The Adulteration of Extra Virgin Olive Oil (EVOO)
Adulterating olive oil is a persistent fraud despite the fact that this food is one of the most controlled and subject to European legislation. The methods to adulterate olive oil are becoming increasingly sophisticated, which, according to the scientist Alba Tres Oliver from the University of Barcelona (UB), means that some cases can go unnoticed by standard controls.
The Engine of Fraud: Economic Gain
The main motivation to adulterate olive oil is economic gain. Defrauders seek to put the product on the market at lower prices than honest producers or simply to sell larger volumes. Given that EVOO is a relatively expensive product (although it has not reached 10 euros per liter this year, it is still expensive compared to previous prices), the first warning for the consumer is to distrust extra virgin olive oil that has a very low price, as it is impossible for it to be cheaper than the average price.

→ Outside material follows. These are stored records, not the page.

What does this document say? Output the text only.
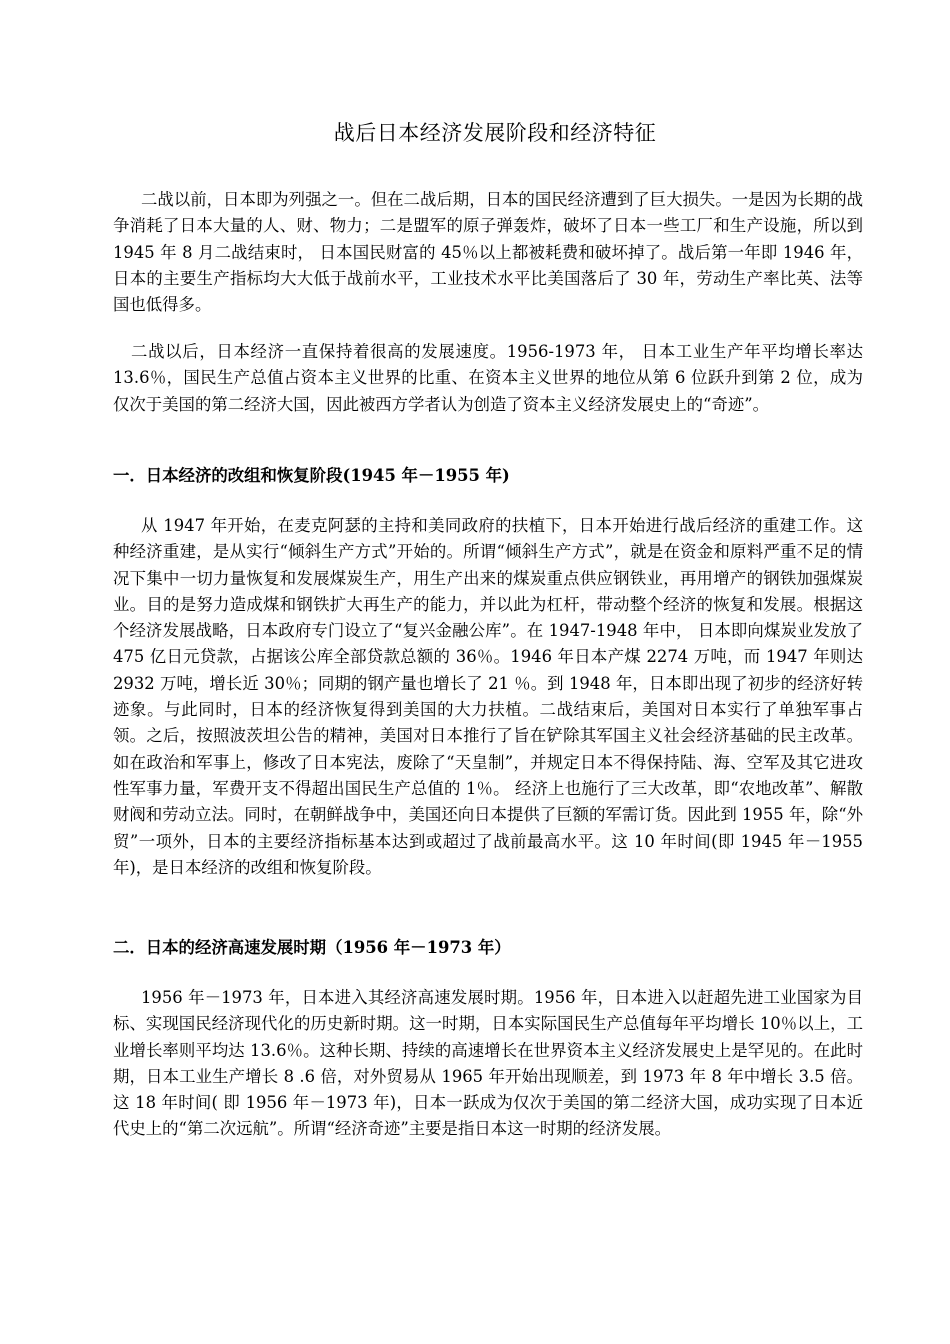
战后日本经济发展阶段和经济特征

二战以前，日本即为列强之一。但在二战后期，日本的国民经济遭到了巨大损失。一是因为长期的战争消耗了日本大量的人、财、物力；二是盟军的原子弹轰炸，破坏了日本一些工厂和生产设施，所以到 1945 年 8 月二战结束时， 日本国民财富的 45％以上都被耗费和破坏掉了。战后第一年即 1946 年，日本的主要生产指标均大大低于战前水平，工业技术水平比美国落后了 30 年，劳动生产率比英、法等国也低得多。

二战以后，日本经济一直保持着很高的发展速度。1956-1973 年， 日本工业生产年平均增长率达 13.6％，国民生产总值占资本主义世界的比重、在资本主义世界的地位从第 6 位跃升到第 2 位，成为仅次于美国的第二经济大国，因此被西方学者认为创造了资本主义经济发展史上的“奇迹”。

一．日本经济的改组和恢复阶段(1945 年－1955 年)

从 1947 年开始，在麦克阿瑟的主持和美同政府的扶植下，日本开始进行战后经济的重建工作。这种经济重建，是从实行“倾斜生产方式”开始的。所谓“倾斜生产方式”，就是在资金和原料严重不足的情况下集中一切力量恢复和发展煤炭生产，用生产出来的煤炭重点供应钢铁业，再用增产的钢铁加强煤炭业。目的是努力造成煤和钢铁扩大再生产的能力，并以此为杠杆，带动整个经济的恢复和发展。根据这个经济发展战略，日本政府专门设立了“复兴金融公库”。在 1947-1948 年中， 日本即向煤炭业发放了 475 亿日元贷款，占据该公库全部贷款总额的 36％。1946 年日本产煤 2274 万吨，而 1947 年则达 2932 万吨，增长近 30％；同期的钢产量也增长了 21 ％。到 1948 年，日本即出现了初步的经济好转迹象。与此同时，日本的经济恢复得到美国的大力扶植。二战结束后，美国对日本实行了单独军事占领。之后，按照波茨坦公告的精神，美国对日本推行了旨在铲除其军国主义社会经济基础的民主改革。如在政治和军事上，修改了日本宪法，废除了“天皇制”，并规定日本不得保持陆、海、空军及其它进攻性军事力量，军费开支不得超出国民生产总值的 1％。 经济上也施行了三大改革，即“农地改革”、解散财阀和劳动立法。同时，在朝鲜战争中，美国还向日本提供了巨额的军需订货。因此到 1955 年，除“外贸”一项外，日本的主要经济指标基本达到或超过了战前最高水平。这 10 年时间(即 1945 年－1955 年)，是日本经济的改组和恢复阶段。

二．日本的经济高速发展时期（1956 年－1973 年）

1956 年－1973 年，日本进入其经济高速发展时期。1956 年，日本进入以赶超先进工业国家为目标、实现国民经济现代化的历史新时期。这一时期，日本实际国民生产总值每年平均增长 10％以上，工业增长率则平均达 13.6％。这种长期、持续的高速增长在世界资本主义经济发展史上是罕见的。在此时期，日本工业生产增长 8 .6 倍，对外贸易从 1965 年开始出现顺差，到 1973 年 8 年中增长 3.5 倍。这 18 年时间( 即 1956 年－1973 年)，日本一跃成为仅次于美国的第二经济大国，成功实现了日本近代史上的“第二次远航”。所谓“经济奇迹”主要是指日本这一时期的经济发展。
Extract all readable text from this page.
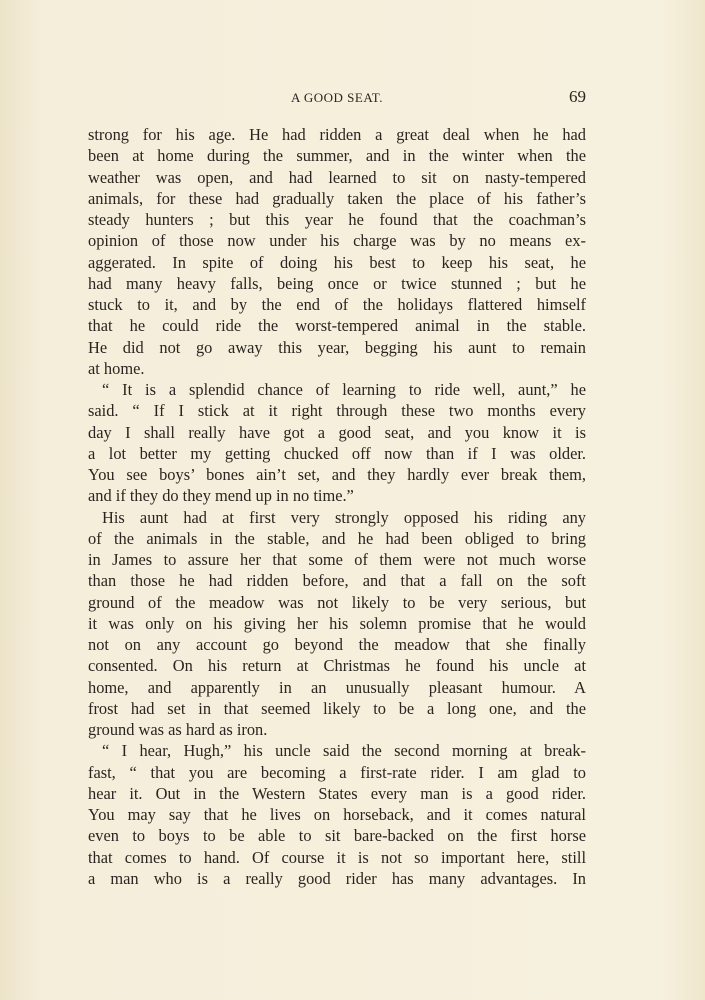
A GOOD SEAT.	69

strong for his age. He had ridden a great deal when he had

been at home during the summer, and in the winter when the

weather was open, and had learned to sit on nasty-tempered

animals, for these had gradually taken the place of his father’s

steady hunters ; but this year he found that the coachman’s

opinion of those now under his charge was by no means ex-

aggerated. In spite of doing his best to keep his seat, he

had many heavy falls, being once or twice stunned ; but he

stuck to it, and by the end of the holidays flattered himself

that he could ride the worst-tempered animal in the stable.

He did not go away this year, begging his aunt to remain

at home.

“ It is a splendid chance of learning to ride well, aunt,” he

said. “ If I stick at it right through these two months every

day I shall really have got a good seat, and you know it is

a lot better my getting chucked off now than if I was older.

You see boys’ bones ain’t set, and they hardly ever break them,

and if they do they mend up in no time.”

His aunt had at first very strongly opposed his riding any

of the animals in the stable, and he had been obliged to bring

in James to assure her that some of them were not much worse

than those he had ridden before, and that a fall on the soft

ground of the meadow was not likely to be very serious, but

it was only on his giving her his solemn promise that he would

not on any account go beyond the meadow that she finally

consented. On his return at Christmas he found his uncle at

home, and apparently in an unusually pleasant humour. A

frost had set in that seemed likely to be a long one, and the

ground was as hard as iron.

“ I hear, Hugh,” his uncle said the second morning at break-

fast, “ that you are becoming a first-rate rider. I am glad to

hear it. Out in the Western States every man is a good rider.

You may say that he lives on horseback, and it comes natural

even to boys to be able to sit bare-backed on the first horse

that comes to hand. Of course it is not so important here, still

a man who is a really good rider has many advantages. In
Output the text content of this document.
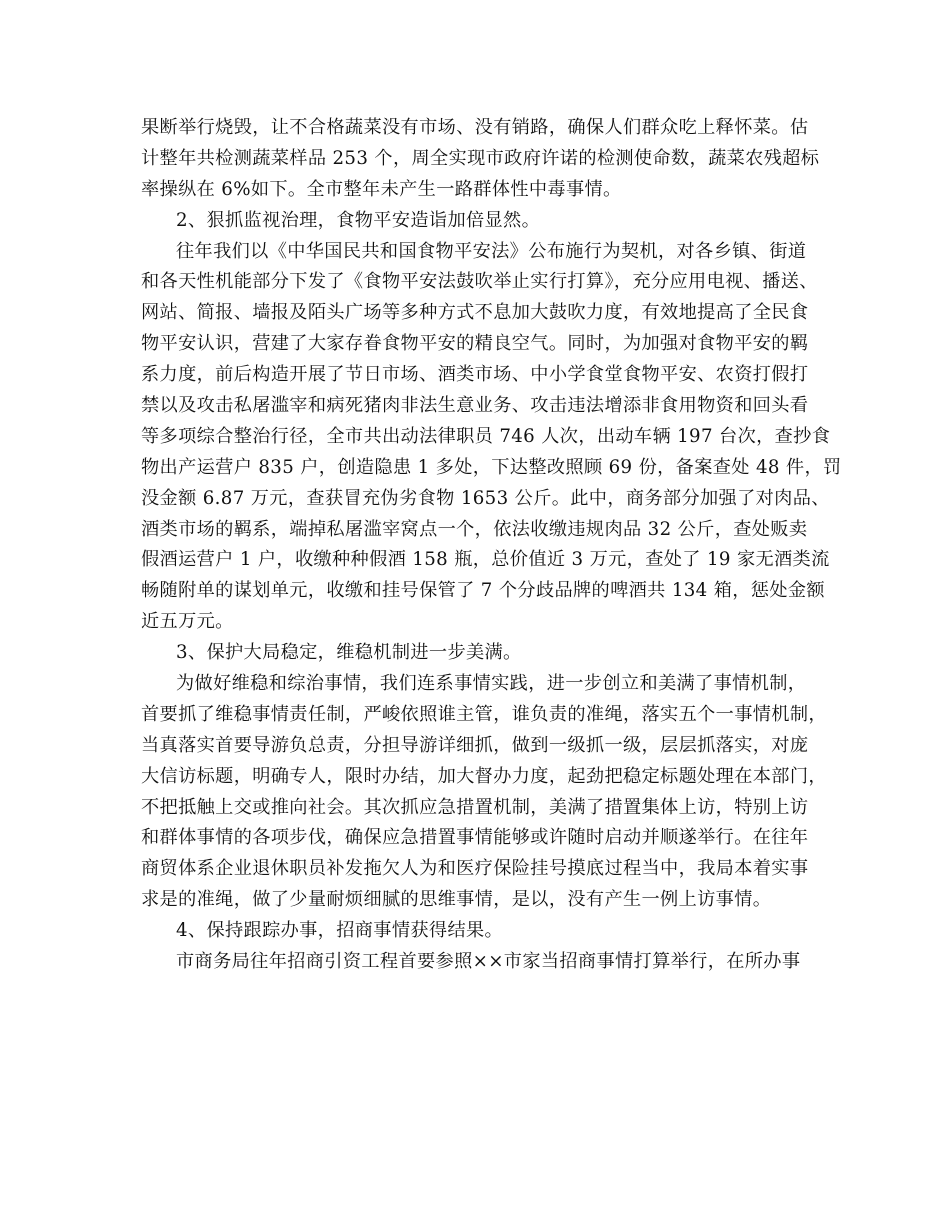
果断举行烧毁，让不合格蔬菜没有市场、没有销路，确保人们群众吃上释怀菜。估
计整年共检测蔬菜样品 253 个，周全实现市政府许诺的检测使命数，蔬菜农残超标
率操纵在 6%如下。全市整年未产生一路群体性中毒事情。
2、狠抓监视治理，食物平安造诣加倍显然。
往年我们以《中华国民共和国食物平安法》公布施行为契机，对各乡镇、街道
和各天性机能部分下发了《食物平安法鼓吹举止实行打算》，充分应用电视、播送、
网站、简报、墙报及陌头广场等多种方式不息加大鼓吹力度，有效地提高了全民食
物平安认识，营建了大家存眷食物平安的精良空气。同时，为加强对食物平安的羁
系力度，前后构造开展了节日市场、酒类市场、中小学食堂食物平安、农资打假打
禁以及攻击私屠滥宰和病死猪肉非法生意业务、攻击违法增添非食用物资和回头看
等多项综合整治行径，全市共出动法律职员 746 人次，出动车辆 197 台次，查抄食
物出产运营户 835 户，创造隐患 1 多处，下达整改照顾 69 份，备案查处 48 件，罚
没金额 6.87 万元，查获冒充伪劣食物 1653 公斤。此中，商务部分加强了对肉品、
酒类市场的羁系，端掉私屠滥宰窝点一个，依法收缴违规肉品 32 公斤，查处贩卖
假酒运营户 1 户，收缴种种假酒 158 瓶，总价值近 3 万元，查处了 19 家无酒类流
畅随附单的谋划单元，收缴和挂号保管了 7 个分歧品牌的啤酒共 134 箱，惩处金额
近五万元。
3、保护大局稳定，维稳机制进一步美满。
为做好维稳和综治事情，我们连系事情实践，进一步创立和美满了事情机制，
首要抓了维稳事情责任制，严峻依照谁主管，谁负责的准绳，落实五个一事情机制，
当真落实首要导游负总责，分担导游详细抓，做到一级抓一级，层层抓落实，对庞
大信访标题，明确专人，限时办结，加大督办力度，起劲把稳定标题处理在本部门，
不把抵触上交或推向社会。其次抓应急措置机制，美满了措置集体上访，特别上访
和群体事情的各项步伐，确保应急措置事情能够或许随时启动并顺遂举行。在往年
商贸体系企业退休职员补发拖欠人为和医疗保险挂号摸底过程当中，我局本着实事
求是的准绳，做了少量耐烦细腻的思维事情，是以，没有产生一例上访事情。
4、保持跟踪办事，招商事情获得结果。
市商务局往年招商引资工程首要参照××市家当招商事情打算举行，在所办事
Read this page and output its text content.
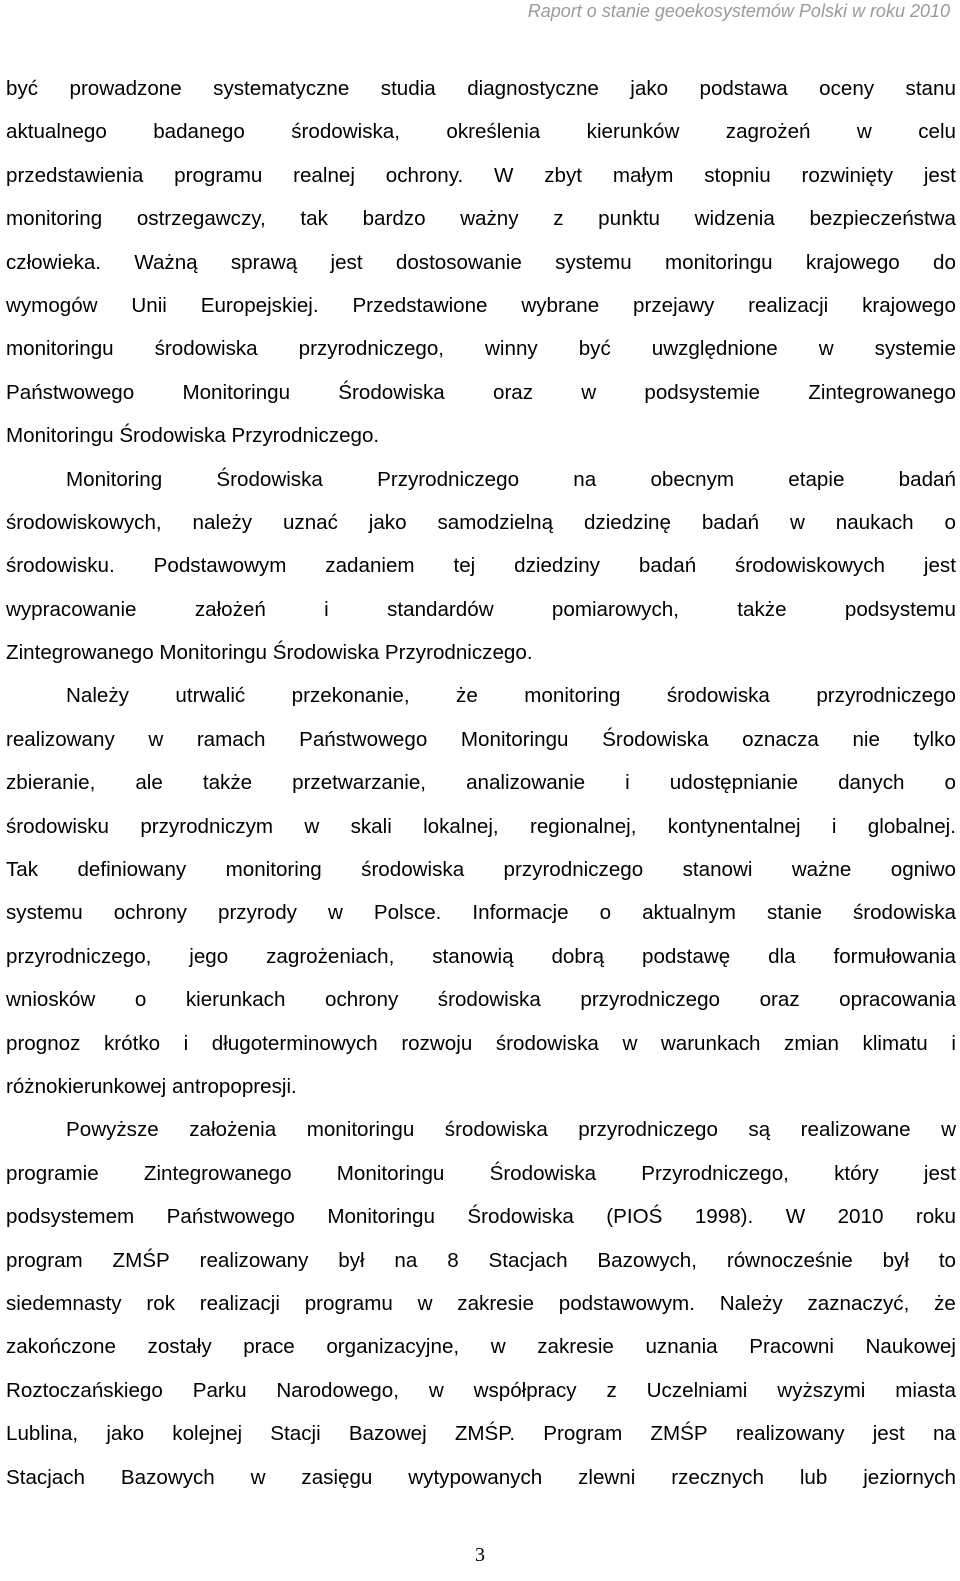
Raport o stanie geoekosystemów Polski w roku 2010
być prowadzone systematyczne studia diagnostyczne jako podstawa oceny stanu
aktualnego badanego środowiska, określenia kierunków zagrożeń w celu
przedstawienia programu realnej ochrony. W zbyt małym stopniu rozwinięty jest
monitoring ostrzegawczy, tak bardzo ważny z punktu widzenia bezpieczeństwa
człowieka. Ważną sprawą jest dostosowanie systemu monitoringu krajowego do
wymogów Unii Europejskiej. Przedstawione wybrane przejawy realizacji krajowego
monitoringu środowiska przyrodniczego, winny być uwzględnione w systemie
Państwowego Monitoringu Środowiska oraz w podsystemie Zintegrowanego
Monitoringu Środowiska Przyrodniczego.
Monitoring	Środowiska	Przyrodniczego	na	obecnym	etapie	badań
środowiskowych, należy uznać jako samodzielną dziedzinę badań w naukach o
środowisku. Podstawowym zadaniem tej dziedziny badań środowiskowych jest
wypracowanie	założeń	i	standardów	pomiarowych,	także	podsystemu
Zintegrowanego Monitoringu Środowiska Przyrodniczego.
Należy utrwalić przekonanie, że monitoring środowiska przyrodniczego
realizowany w ramach Państwowego Monitoringu Środowiska oznacza nie tylko
zbieranie, ale także przetwarzanie, analizowanie i udostępnianie danych o
środowisku przyrodniczym w skali lokalnej, regionalnej, kontynentalnej i globalnej.
Tak definiowany monitoring środowiska przyrodniczego stanowi ważne ogniwo
systemu ochrony przyrody w Polsce. Informacje o aktualnym stanie środowiska
przyrodniczego, jego zagrożeniach, stanowią dobrą podstawę dla formułowania
wniosków o kierunkach ochrony środowiska przyrodniczego oraz opracowania
prognoz krótko i długoterminowych rozwoju środowiska w warunkach zmian klimatu i
różnokierunkowej antropopresji.
Powyższe założenia monitoringu środowiska przyrodniczego są realizowane w
programie Zintegrowanego Monitoringu Środowiska Przyrodniczego, który jest
podsystemem Państwowego Monitoringu Środowiska (PIOŚ 1998). W 2010 roku
program ZMŚP realizowany był na 8 Stacjach Bazowych, równocześnie był to
siedemnasty rok realizacji programu w zakresie podstawowym. Należy zaznaczyć, że
zakończone zostały prace organizacyjne, w zakresie uznania Pracowni Naukowej
Roztoczańskiego Parku Narodowego, w współpracy z Uczelniami wyższymi miasta
Lublina, jako kolejnej Stacji Bazowej ZMŚP. Program ZMŚP realizowany jest na
Stacjach Bazowych w zasięgu wytypowanych zlewni rzecznych lub jeziornych
3
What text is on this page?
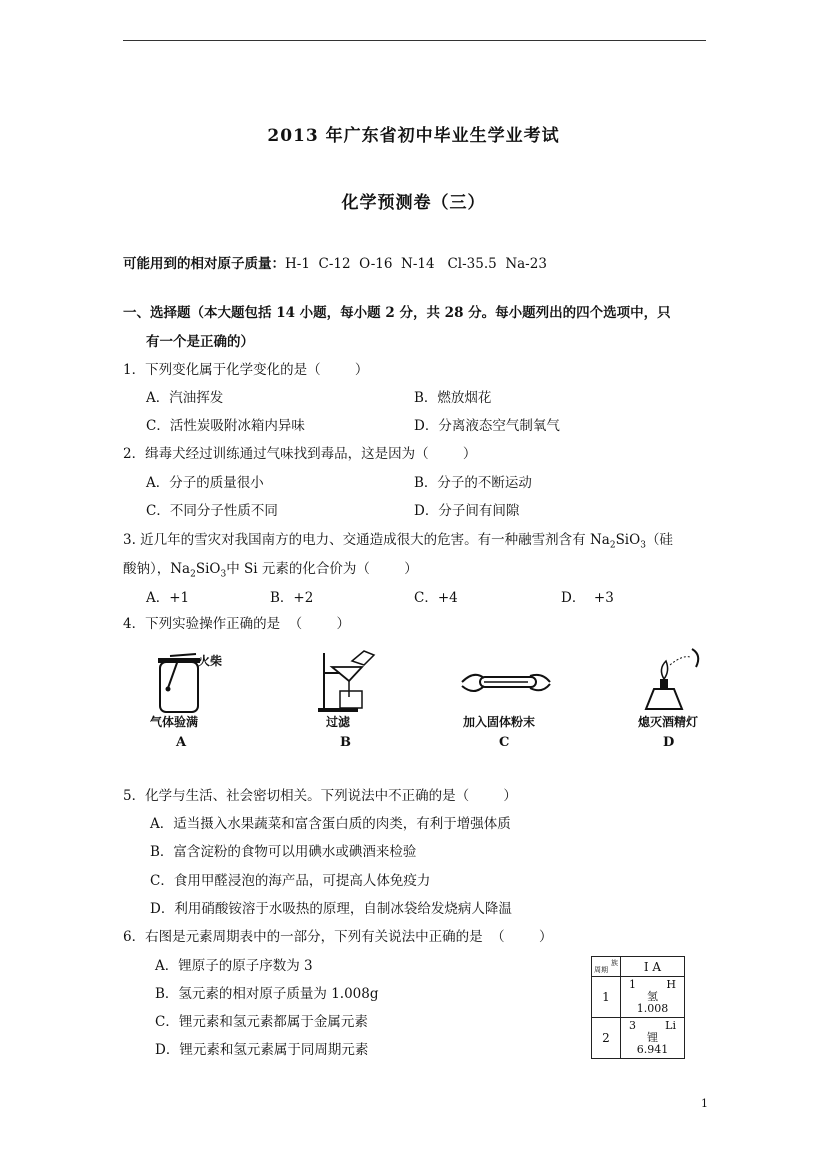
2013 年广东省初中毕业生学业考试
化学预测卷（三）
可能用到的相对原子质量：H-1  C-12  O-16  N-14   Cl-35.5  Na-23
一、选择题（本大题包括 14 小题，每小题 2 分，共 28 分。每小题列出的四个选项中，只
有一个是正确的）
1．下列变化属于化学变化的是（        ）
A．汽油挥发	B．燃放烟花
C．活性炭吸附冰箱内异味	D．分离液态空气制氧气
2．缉毒犬经过训练通过气味找到毒品，这是因为（        ）
A．分子的质量很小	B．分子的不断运动
C．不同分子性质不同	D．分子间有间隙
3. 近几年的雪灾对我国南方的电力、交通造成很大的危害。有一种融雪剂含有 $Na_2SiO_3$（硅
酸钠），$Na_2SiO_3$中 Si 元素的化合价为（        ）
A．+1	B．+2	C．+4	D．  +3
4．下列实验操作正确的是  （        ）
火柴
气体验满
A
过滤
B
加入固体粉末
C
熄灭酒精灯
D
5．化学与生活、社会密切相关。下列说法中不正确的是（        ）
A．适当摄入水果蔬菜和富含蛋白质的肉类，有利于增强体质
B．富含淀粉的食物可以用碘水或碘酒来检验
C．食用甲醛浸泡的海产品，可提高人体免疫力
D．利用硝酸铵溶于水吸热的原理，自制冰袋给发烧病人降温
6．右图是元素周期表中的一部分，下列有关说法中正确的是  （        ）
A．锂原子的原子序数为 3
B．氢元素的相对原子质量为 1.008g
C．锂元素和氢元素都属于金属元素
D．锂元素和氢元素属于同周期元素
族
周期	I A
1	1 H
氢
1.008

2	3 Li
锂
6.941
1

Ingredients Used for Adulteration
To adulterate olive oil, fraudsters resort to lower quality oils. The main ingredients used today include:
- Sunflower oil
- Hazelnut oil
- Avocado oil
While sunflower and hazelnut oils are detectable with standard control methods, avocado juice is particularly problematic. According to the expert, avocado has nutritional properties very similar to those of olive oil, which creates great difficulty in detection.
Detection and the Criminological Context
To combat increasingly complex fraud methods, the UB has developed an advanced analytical tool that has been validated to detect the adulteration of olive oil. This tool will be shared with the authorities of the Generalitat de Catalunya to join forces and reinforce surveillance.
From a criminological perspective, the fraud fulfills all the elements of a crime:
- Victim: The consumer.
- Motive: Economic gain.
- Opportunity: Arises when surveillance is insufficient.
The mere existence of more effective control tools helps to discourage the temptation to commit crimes.
Distinction Between Frauds
The adulteration of olive oil recalls the historical rapeseed oil fraud, which caused more than a thousand deaths. That case was a “double fraud”: rapeseed oil was sold as olive oil, and the rapeseed oil had been adulterated with an industrial dye toxic for human consumption.
Currently, the expert maintains that the intention to adulterate olive oil is to obtain financial gain, not to cause health problems to the population.
A more common deceptive practice than the adulteration of olive oil with other ingredients is fraud in category labeling, such as selling virgin olive oil as extra virgin or labeling a product that has lost quality due to poor storage as EVOO. Although these deceptive practices go more unnoticed socially, the professor concludes that adulterations with external ingredients, although they exist, are “always exceptional.”